I reached into the purse at my belt and drew out a small coin.

‘Put your money away,’ she said. ‘I would be ashamed to turn aside a traveller from my door. Sit, sit.’

She motioned me towards the log where she had been had just been seated, busy about her work on the nets. She bundled them courteously away to one side. I was glad of a seat, already beginning to feel saddle-sore. She disappeared into the house, which was hardly more than a hut, another of those ramshackle wooden dwellings on legs, and returned with a wooden trencher piled with sardines hot from the fire.

I shook my head. ‘I cannot eat your meal, Senhora.’

She waved my objections aside.

‘I am cooking more. The fishing was good last night. Eat, young man, and do not argue!’

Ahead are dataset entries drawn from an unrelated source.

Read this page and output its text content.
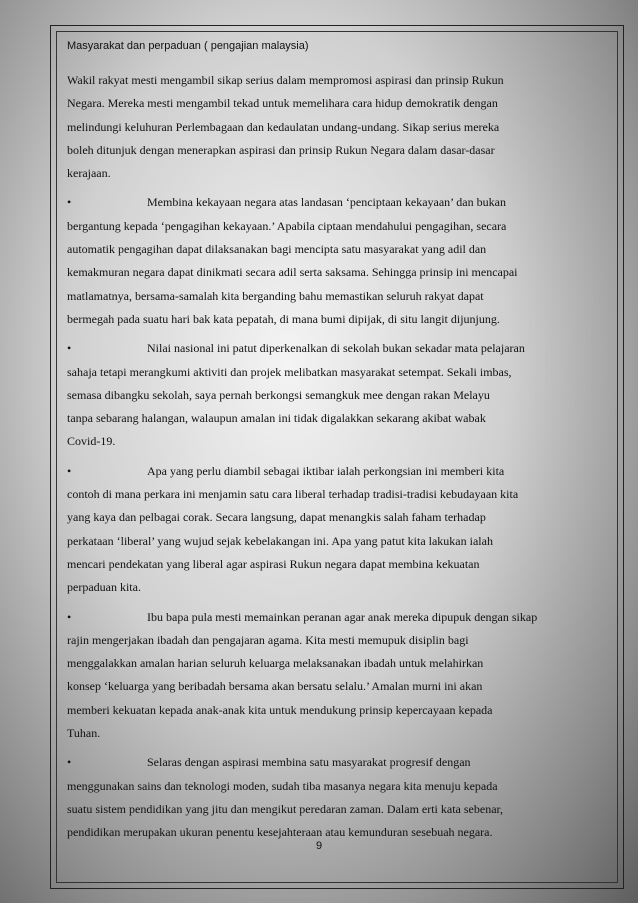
Masyarakat dan perpaduan ( pengajian malaysia)
Wakil rakyat mesti mengambil sikap serius dalam mempromosi aspirasi dan prinsip Rukun
Negara. Mereka mesti mengambil tekad untuk memelihara cara hidup demokratik dengan
melindungi keluhuran Perlembagaan dan kedaulatan undang-undang. Sikap serius mereka
boleh ditunjuk dengan menerapkan aspirasi dan prinsip Rukun Negara dalam dasar-dasar
kerajaan.
•	Membina kekayaan negara atas landasan ‘penciptaan kekayaan’ dan bukan
bergantung kepada ‘pengagihan kekayaan.’ Apabila ciptaan mendahului pengagihan, secara
automatik pengagihan dapat dilaksanakan bagi mencipta satu masyarakat yang adil dan
kemakmuran negara dapat dinikmati secara adil serta saksama. Sehingga prinsip ini mencapai
matlamatnya, bersama-samalah kita berganding bahu memastikan seluruh rakyat dapat
bermegah pada suatu hari bak kata pepatah, di mana bumi dipijak, di situ langit dijunjung.
•	Nilai nasional ini patut diperkenalkan di sekolah bukan sekadar mata pelajaran
sahaja tetapi merangkumi aktiviti dan projek melibatkan masyarakat setempat. Sekali imbas,
semasa dibangku sekolah, saya pernah berkongsi semangkuk mee dengan rakan Melayu
tanpa sebarang halangan, walaupun amalan ini tidak digalakkan sekarang akibat wabak
Covid-19.
•	Apa yang perlu diambil sebagai iktibar ialah perkongsian ini memberi kita
contoh di mana perkara ini menjamin satu cara liberal terhadap tradisi-tradisi kebudayaan kita
yang kaya dan pelbagai corak. Secara langsung, dapat menangkis salah faham terhadap
perkataan ‘liberal’ yang wujud sejak kebelakangan ini. Apa yang patut kita lakukan ialah
mencari pendekatan yang liberal agar aspirasi Rukun negara dapat membina kekuatan
perpaduan kita.
•	Ibu bapa pula mesti memainkan peranan agar anak mereka dipupuk dengan sikap
rajin mengerjakan ibadah dan pengajaran agama. Kita mesti memupuk disiplin bagi
menggalakkan amalan harian seluruh keluarga melaksanakan ibadah untuk melahirkan
konsep ‘keluarga yang beribadah bersama akan bersatu selalu.’ Amalan murni ini akan
memberi kekuatan kepada anak-anak kita untuk mendukung prinsip kepercayaan kepada
Tuhan.
•	Selaras dengan aspirasi membina satu masyarakat progresif dengan
menggunakan sains dan teknologi moden, sudah tiba masanya negara kita menuju kepada
suatu sistem pendidikan yang jitu dan mengikut peredaran zaman. Dalam erti kata sebenar,
pendidikan merupakan ukuran penentu kesejahteraan atau kemunduran sesebuah negara.
9
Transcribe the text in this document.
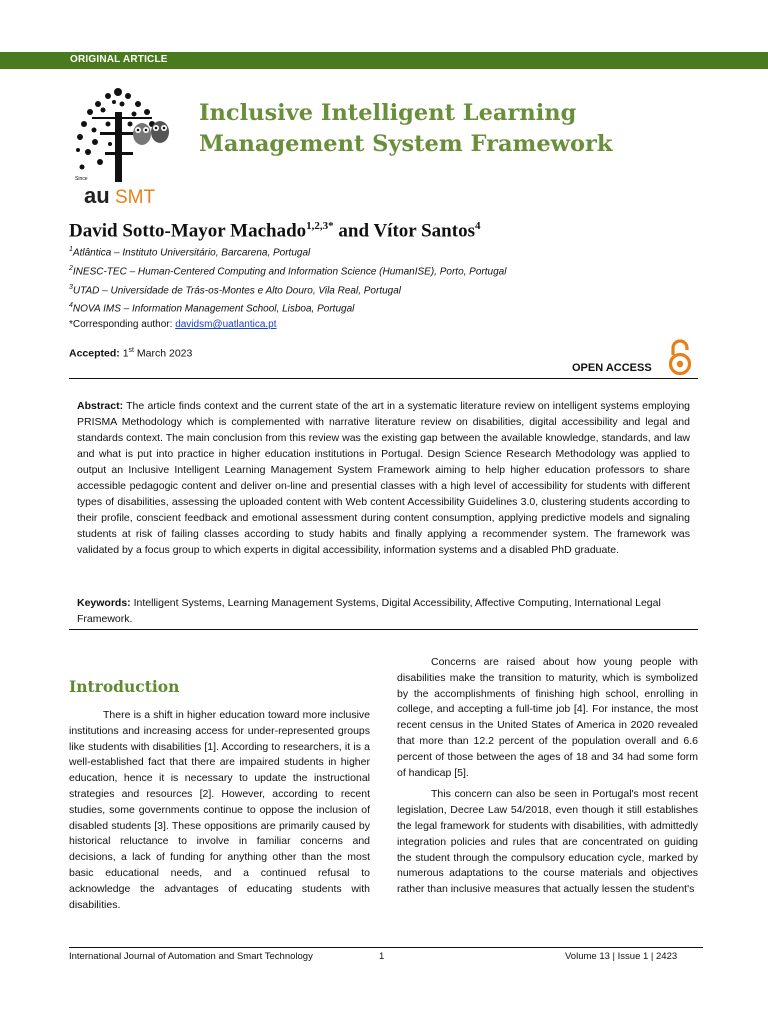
ORIGINAL ARTICLE
Since
au SMT
Inclusive Intelligent Learning Management System Framework
David Sotto-Mayor Machado$^{1,2,3*}$ and Vítor Santos$^4$
$^1$Atlântica – Instituto Universitário, Barcarena, Portugal
$^2$INESC-TEC – Human-Centered Computing and Information Science (HumanISE), Porto, Portugal
$^3$UTAD – Universidade de Trás-os-Montes e Alto Douro, Vila Real, Portugal
$^4$NOVA IMS – Information Management School, Lisboa, Portugal
*Corresponding author: davidsm@uatlantica.pt
Accepted: 1st March 2023
OPEN ACCESS
Abstract: The article finds context and the current state of the art in a systematic literature review on intelligent systems employing PRISMA Methodology which is complemented with narrative literature review on disabilities, digital accessibility and legal and standards context. The main conclusion from this review was the existing gap between the available knowledge, standards, and law and what is put into practice in higher education institutions in Portugal. Design Science Research Methodology was applied to output an Inclusive Intelligent Learning Management System Framework aiming to help higher education professors to share accessible pedagogic content and deliver on-line and presential classes with a high level of accessibility for students with different types of disabilities, assessing the uploaded content with Web content Accessibility Guidelines 3.0, clustering students according to their profile, conscient feedback and emotional assessment during content consumption, applying predictive models and signaling students at risk of failing classes according to study habits and finally applying a recommender system. The framework was validated by a focus group to which experts in digital accessibility, information systems and a disabled PhD graduate.
Keywords: Intelligent Systems, Learning Management Systems, Digital Accessibility, Affective Computing, International Legal Framework.
Introduction

There is a shift in higher education toward more inclusive institutions and increasing access for under-represented groups like students with disabilities [1]. According to researchers, it is a well-established fact that there are impaired students in higher education, hence it is necessary to update the instructional strategies and resources [2]. However, according to recent studies, some governments continue to oppose the inclusion of disabled students [3]. These oppositions are primarily caused by historical reluctance to involve in familiar concerns and decisions, a lack of funding for anything other than the most basic educational needs, and a continued refusal to acknowledge the advantages of educating students with disabilities.

Concerns are raised about how young people with disabilities make the transition to maturity, which is symbolized by the accomplishments of finishing high school, enrolling in college, and accepting a full-time job [4]. For instance, the most recent census in the United States of America in 2020 revealed that more than 12.2 percent of the population overall and 6.6 percent of those between the ages of 18 and 34 had some form of handicap [5].

This concern can also be seen in Portugal's most recent legislation, Decree Law 54/2018, even though it still establishes the legal framework for students with disabilities, with admittedly integration policies and rules that are concentrated on guiding the student through the compulsory education cycle, marked by numerous adaptations to the course materials and objectives rather than inclusive measures that actually lessen the student's

International Journal of Automation and Smart Technology	1	Volume 13 | Issue 1 | 2423
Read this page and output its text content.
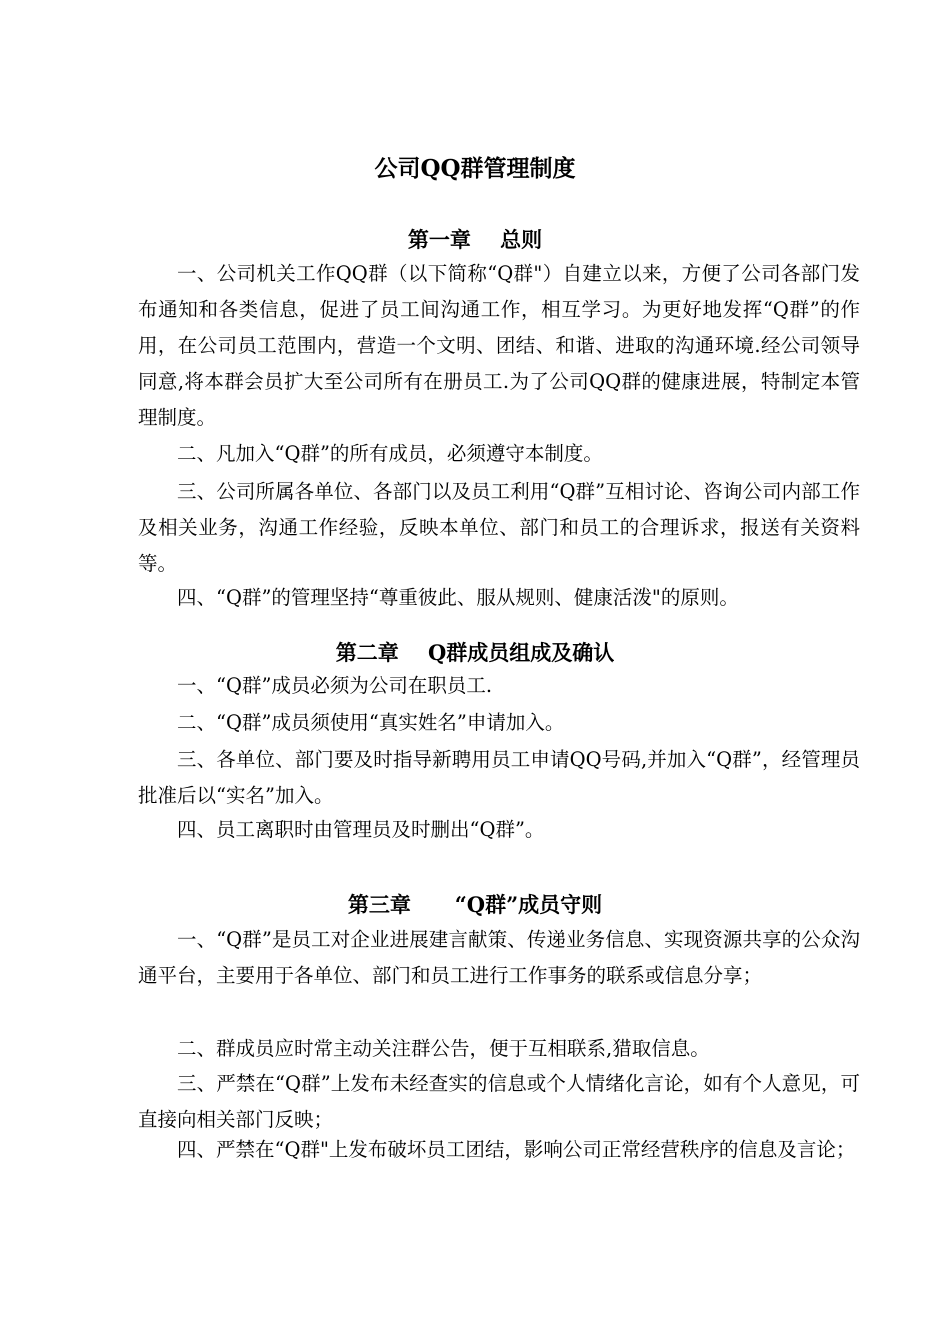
公司QQ群管理制度
第一章    总则

一、公司机关工作QQ群（以下简称“Q群"）自建立以来，方便了公司各部门发布通知和各类信息，促进了员工间沟通工作，相互学习。为更好地发挥“Q群”的作用，在公司员工范围内，营造一个文明、团结、和谐、进取的沟通环境.经公司领导同意,将本群会员扩大至公司所有在册员工.为了公司QQ群的健康进展，特制定本管理制度。

二、凡加入“Q群”的所有成员，必须遵守本制度。

三、公司所属各单位、各部门以及员工利用“Q群”互相讨论、咨询公司内部工作及相关业务，沟通工作经验，反映本单位、部门和员工的合理诉求，报送有关资料等。

四、“Q群”的管理坚持“尊重彼此、服从规则、健康活泼"的原则。

第二章    Q群成员组成及确认

一、“Q群”成员必须为公司在职员工.

二、“Q群”成员须使用“真实姓名”申请加入。

三、各单位、部门要及时指导新聘用员工申请QQ号码,并加入“Q群”，经管理员批准后以“实名”加入。

四、员工离职时由管理员及时删出“Q群”。

第三章      “Q群”成员守则

一、“Q群”是员工对企业进展建言献策、传递业务信息、实现资源共享的公众沟通平台，主要用于各单位、部门和员工进行工作事务的联系或信息分享；

二、群成员应时常主动关注群公告，便于互相联系,猎取信息。

三、严禁在“Q群”上发布未经查实的信息或个人情绪化言论，如有个人意见，可直接向相关部门反映；

四、严禁在“Q群"上发布破坏员工团结，影响公司正常经营秩序的信息及言论；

At that I grinned and fell to. The sardines were wonderful, fresh from the sea and smoky from her open fire. As I mopped up the last welcome fragments with chunks of the warm bread, I looked up to see four little boys in a row watching me, with their fingers in their mouths. Behind them, two of their sisters peeped at me through their hair. Seeing me looking at them, they all scampered away like young deer, but not too far to keep me under observation. I suspected that I was eating their midday meal.